Careful What You Wish For
That's the warning sent out to men by Sasha Brown-Worsham on Babble a couple of weeks ago. She is speaking to any man who says he would like the opportunity to swap places with his stay-at-home wife. As it turns out, her husband gets laid-off and they get to experience a partial role reversal for 5 weeks. The article covers much of the expected struggles that he faces and does a great job highlighting some of the more difficult aspects of parenting young children.
The author's husband was a motivated father who wanted to be home and to succeed. He brought creativity and energy to the experience but he never got to the same level of competence as his wife. Maybe this was because she remained so available to rescue him.
Regardless, the article does a tremendous job framing up some of the challenges of traditional arrangements, namely, that specializing in either childraising or breadwinning leaves a lot of potential joy on the table from the minimized domain.

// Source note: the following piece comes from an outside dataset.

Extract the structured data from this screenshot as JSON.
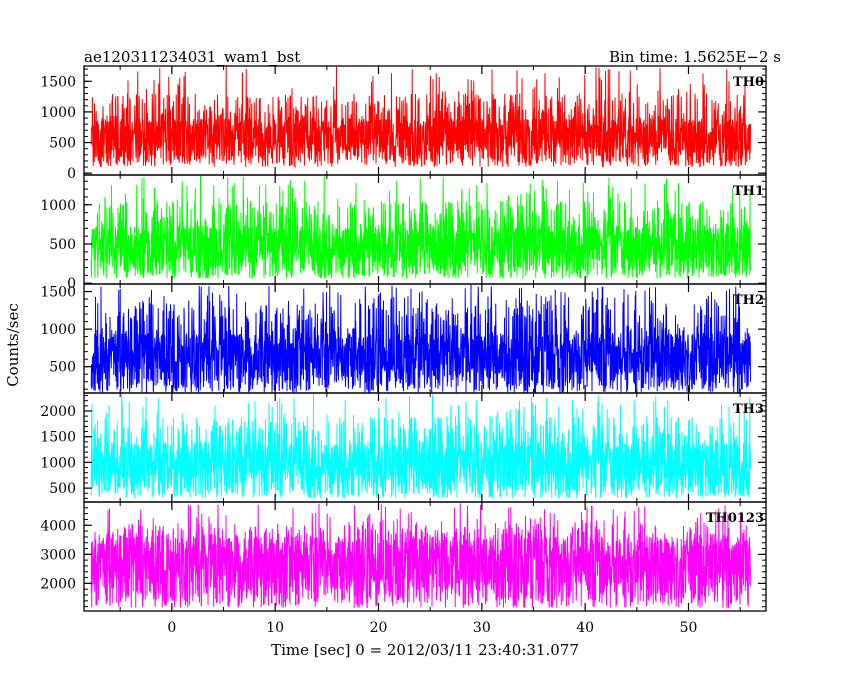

As commenters weighed in on the piece it struck me that nobody even referred to my favorite line, which happened to be the last sentence, "And somehow amidst this terrifying economic crisis we have been given a gift we never would have received otherwise: true equality."
Hopefully, other couples given this opportunity will be inspired to reach for this kind of lifestyle beyond the trial period. It's possible, sustainable, and worth the effort.
2 Comments:
Maybe this was because she remained so available to rescue him.
Or because building the relevant competencies takes a lot longer than five weeks! Over the past 8 years, my wife and I have gone back and forth between my being the full-time breadwinner and her mostly-stay-at-home -- when the financial and employment constraints demanded it -- to being very close to 50/50. For the past two years we've each worked three days a week, and each been alone-on-duty parents two days a week (with one "babysitter day"); before that, I had been full-time for three years or so.
Making the transition from full-time work and backup parenting, to being the primary parent part of the week, required a lot of adjustments even though I'd done it before when the kids were younger.
I had to relearn techniques and skills and rediscover new age-appropriate ones; parenting well and happily is a complex job. (I'm a computer programmer in my three work days; that job is easier.) And I couldn't just carbon-copy my wife's way of doing things, because we parent differently. To become completely secure as the primary parent was a matter of months, not weeks.